Simultaneously, Kant advocated for India to become the world’s largest startup hub, challenging Silicon Valley. He suggested allowing private capital, including investments from Indian pension funds, insurance companies, and family businesses not yet involved in the startup ecosystem.

“The government must take the lead in ensuring Life Insurance Corporation of India invests in startups,” Kant urged.

Kant highlighted the necessity for Indian companies to integrate into the global value chain, underscoring the potential gains from the export market.

“Export markets offer five times the value. The minute you view the world as your market, you target not just India’s 1.4 billion people but the 5 billion transitioning from poverty to the middle class,” Kant explained.

Regarding foreign direct investment (FDI) policy, Kant stressed the need for simplicity and accessibility across sectors, encouraging foreign investment.

“India needs to allow FDI across sectors. We need to make sure that we handhold every large company which is not coming to India, to talk to them. We need to ensure that for people looking for alternatives to China, no country is better poised than India,” he asserted.

He emphasised the importance of prioritising manufacturing to create quality jobs, aligning with India’s goal to become a $30-$35 trillion economy by 2047. With 40 per cent of the population dependent on agriculture, Kant advocated for a shift towards manufacturing employment.

Kant outlined India’s agenda for development, emphasising the importance of states’ growth in manufacturing, sustainable urbanisation, agricultural productivity, and the services sector.

He also stressed the need for increased private investment to support India’s growth ambitions.

“To achieve 10 per cent growth, investment rates must reach 40 per cent. This cannot rely solely on government capital expenditure,” Kant remarked.

On the topic of cryptocurrency, Kant expressed opposition to its use as currency but recognised its potential as an asset class, subject to individual perceptions in India.

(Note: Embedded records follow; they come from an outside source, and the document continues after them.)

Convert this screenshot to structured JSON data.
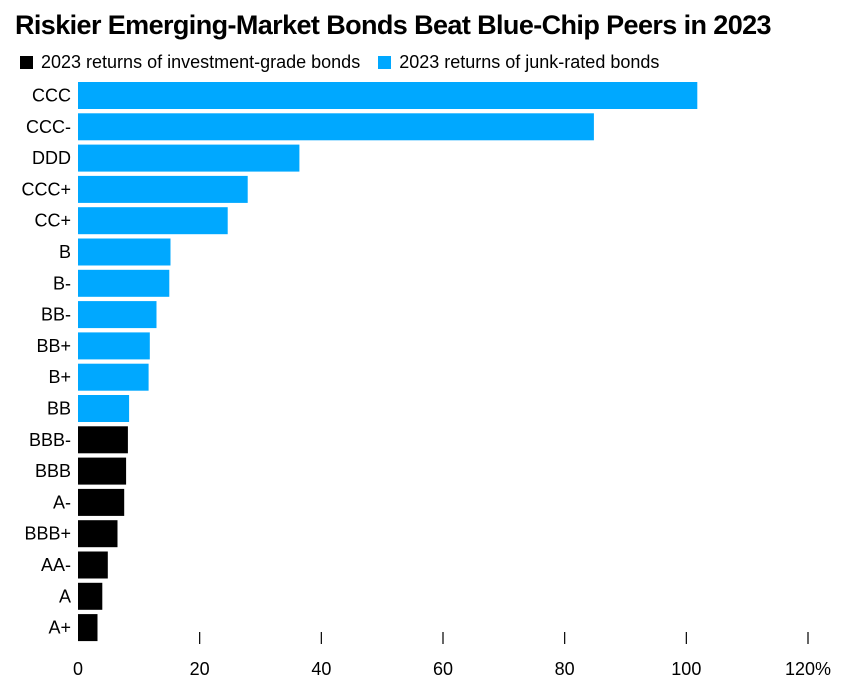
{
  "chart_data": {
    "type": "bar",
    "orientation": "horizontal",
    "title": "Riskier Emerging-Market Bonds Beat Blue-Chip Peers in 2023",
    "xlabel": "",
    "ylabel": "",
    "xlim": [
      0,
      120
    ],
    "ticks": [
      0,
      20,
      40,
      60,
      80,
      100,
      120
    ],
    "tick_labels": [
      "0",
      "20",
      "40",
      "60",
      "80",
      "100",
      "120%"
    ],
    "legend": [
      {
        "name": "2023 returns of investment-grade bonds",
        "color": "#000000"
      },
      {
        "name": "2023 returns of junk-rated bonds",
        "color": "#00a8ff"
      }
    ],
    "categories": [
      "CCC",
      "CCC-",
      "DDD",
      "CCC+",
      "CC+",
      "B",
      "B-",
      "BB-",
      "BB+",
      "B+",
      "BB",
      "BBB-",
      "BBB",
      "A-",
      "BBB+",
      "AA-",
      "A",
      "A+"
    ],
    "values": [
      101.8,
      84.8,
      36.4,
      27.9,
      24.6,
      15.2,
      15.0,
      12.9,
      11.8,
      11.6,
      8.4,
      8.2,
      7.9,
      7.6,
      6.5,
      4.9,
      4.0,
      3.2
    ],
    "groups": [
      "junk",
      "junk",
      "junk",
      "junk",
      "junk",
      "junk",
      "junk",
      "junk",
      "junk",
      "junk",
      "junk",
      "ig",
      "ig",
      "ig",
      "ig",
      "ig",
      "ig",
      "ig"
    ],
    "group_colors": {
      "junk": "#00a8ff",
      "ig": "#000000"
    }
  }
}
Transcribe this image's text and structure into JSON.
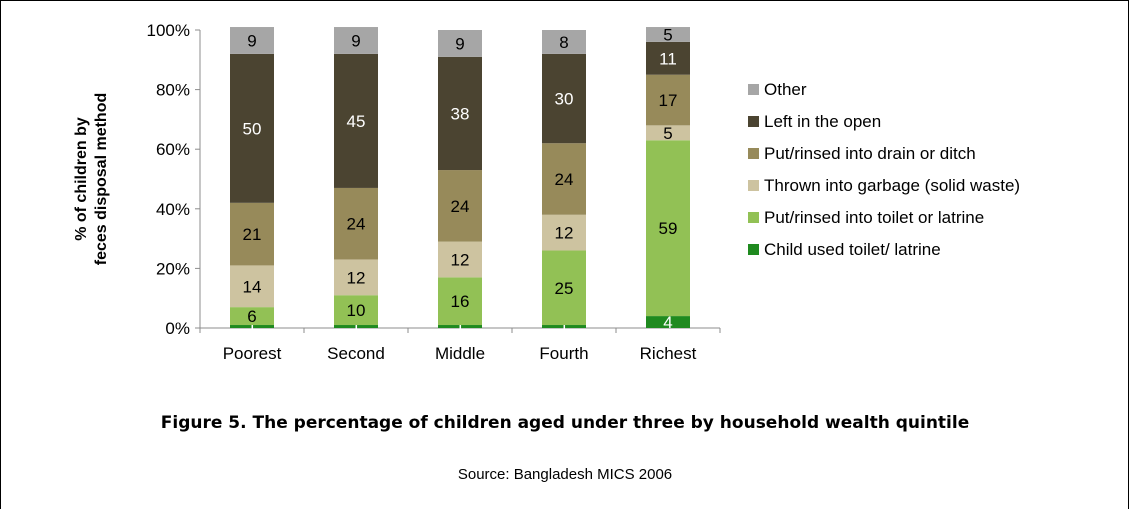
{
  "chart_data": {
    "type": "bar",
    "stacked": true,
    "percent_stacked": true,
    "categories": [
      "Poorest",
      "Second",
      "Middle",
      "Fourth",
      "Richest"
    ],
    "ylabel": "% of children by feces disposal method",
    "ylim": [
      0,
      100
    ],
    "yticks": [
      "0%",
      "20%",
      "40%",
      "60%",
      "80%",
      "100%"
    ],
    "legend_position": "right",
    "series": [
      {
        "name": "Child used toilet/ latrine",
        "color": "#1f8a1f",
        "values": [
          1,
          1,
          1,
          1,
          4
        ]
      },
      {
        "name": "Put/rinsed into toilet or latrine",
        "color": "#92c155",
        "values": [
          6,
          10,
          16,
          25,
          59
        ]
      },
      {
        "name": "Thrown into garbage (solid waste)",
        "color": "#cdc3a0",
        "values": [
          14,
          12,
          12,
          12,
          5
        ]
      },
      {
        "name": "Put/rinsed into drain or ditch",
        "color": "#978a5a",
        "values": [
          21,
          24,
          24,
          24,
          17
        ]
      },
      {
        "name": "Left in the open",
        "color": "#4b4431",
        "values": [
          50,
          45,
          38,
          30,
          11
        ]
      },
      {
        "name": "Other",
        "color": "#a6a6a6",
        "values": [
          9,
          9,
          9,
          8,
          5
        ]
      }
    ]
  },
  "caption": "Figure 5. The percentage of children aged under three by household wealth quintile",
  "source": "Source: Bangladesh MICS 2006"
}
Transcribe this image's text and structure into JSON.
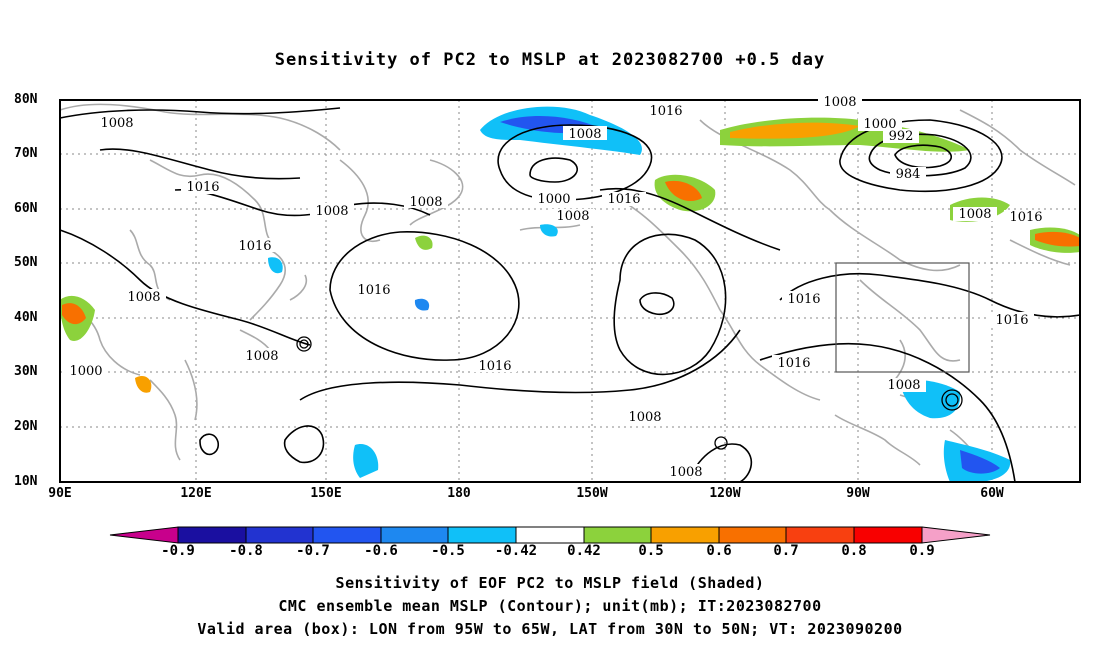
{
  "title": "Sensitivity of PC2 to MSLP at 2023082700 +0.5 day",
  "lat_ticks": [
    "80N",
    "70N",
    "60N",
    "50N",
    "40N",
    "30N",
    "20N",
    "10N"
  ],
  "lon_ticks": [
    "90E",
    "120E",
    "150E",
    "180",
    "150W",
    "120W",
    "90W",
    "60W"
  ],
  "contour_labels": {
    "l1": "1008",
    "l2": "1016",
    "l3": "1008",
    "l4": "1008",
    "l5": "1016",
    "l6": "1008",
    "l7": "1000",
    "l8": "1008",
    "l9": "1008",
    "l10": "1016",
    "l11": "1016",
    "l12": "1000",
    "l13": "1008",
    "l14": "1016",
    "l15": "1016",
    "l16": "1008",
    "l17": "1000",
    "l18": "992",
    "l19": "984",
    "l20": "1008",
    "l21": "1016",
    "l22": "1016",
    "l23": "1016",
    "l24": "1008",
    "l25": "1016",
    "l26": "1008"
  },
  "colorbar": {
    "labels": [
      "-0.9",
      "-0.8",
      "-0.7",
      "-0.6",
      "-0.5",
      "-0.42",
      "0.42",
      "0.5",
      "0.6",
      "0.7",
      "0.8",
      "0.9"
    ],
    "colors": [
      "#c8008c",
      "#1a0fa0",
      "#2233d0",
      "#2255f0",
      "#1e88f0",
      "#10c0f8",
      "#ffffff",
      "#8cd23c",
      "#f8a000",
      "#f87000",
      "#f84010",
      "#f80000",
      "#f5a0c8"
    ]
  },
  "caption": {
    "line1": "Sensitivity of EOF PC2 to MSLP field (Shaded)",
    "line2": "CMC ensemble mean MSLP (Contour); unit(mb); IT:2023082700",
    "line3": "Valid area (box): LON from 95W to 65W, LAT from 30N to 50N; VT: 2023090200"
  }
}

Reflecting on his experiences as the G20 Sherpa, Kant described the challenges of achieving consensus, particularly regarding the Russia-Ukraine conflict. After 300 hours of negotiations and 16 drafts, consensus was reached, marking unprecedented success in addressing global issues.

“It was a lot of touch and go, but we achieved full consensus. This is the first time that even the United Nations accepted that we brought their agenda of sustainable development goals, growth, Russia Ukraine crisis — and achieved success in a manner which has never been achieved by any other multilateral bodies before,” Kant said.

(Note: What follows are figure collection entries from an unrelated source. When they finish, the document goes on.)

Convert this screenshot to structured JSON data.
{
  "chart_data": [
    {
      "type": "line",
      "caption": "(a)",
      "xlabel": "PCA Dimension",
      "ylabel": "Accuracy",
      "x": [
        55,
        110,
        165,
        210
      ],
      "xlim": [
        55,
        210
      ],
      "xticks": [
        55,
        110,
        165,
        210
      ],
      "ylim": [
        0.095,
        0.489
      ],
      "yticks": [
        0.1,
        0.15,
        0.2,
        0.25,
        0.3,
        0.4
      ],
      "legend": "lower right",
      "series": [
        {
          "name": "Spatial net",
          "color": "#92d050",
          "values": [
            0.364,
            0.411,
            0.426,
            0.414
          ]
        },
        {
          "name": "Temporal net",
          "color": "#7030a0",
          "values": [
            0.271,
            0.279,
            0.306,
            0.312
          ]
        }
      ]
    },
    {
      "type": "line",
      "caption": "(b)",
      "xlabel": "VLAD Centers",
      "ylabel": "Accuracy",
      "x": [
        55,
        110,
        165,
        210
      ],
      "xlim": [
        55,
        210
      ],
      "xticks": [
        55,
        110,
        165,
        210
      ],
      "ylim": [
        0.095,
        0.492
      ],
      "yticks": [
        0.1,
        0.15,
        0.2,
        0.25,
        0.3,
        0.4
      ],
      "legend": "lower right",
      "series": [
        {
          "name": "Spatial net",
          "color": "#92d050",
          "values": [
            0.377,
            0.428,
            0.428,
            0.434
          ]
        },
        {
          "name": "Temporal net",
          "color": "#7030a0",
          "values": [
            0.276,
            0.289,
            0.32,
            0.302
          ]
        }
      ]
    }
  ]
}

Looking ahead, Kant acknowledged the geopolitical challenges, including the Israel-Hamas conflict, which will be discussed during the Brazilian presidency. He anticipated discussions among G20 members in the coming days, recognising the complexities of intertwining development and geopolitical issues.

“It will be an enormous challenge. Development issues get coloured with geopolitical issues,” he added.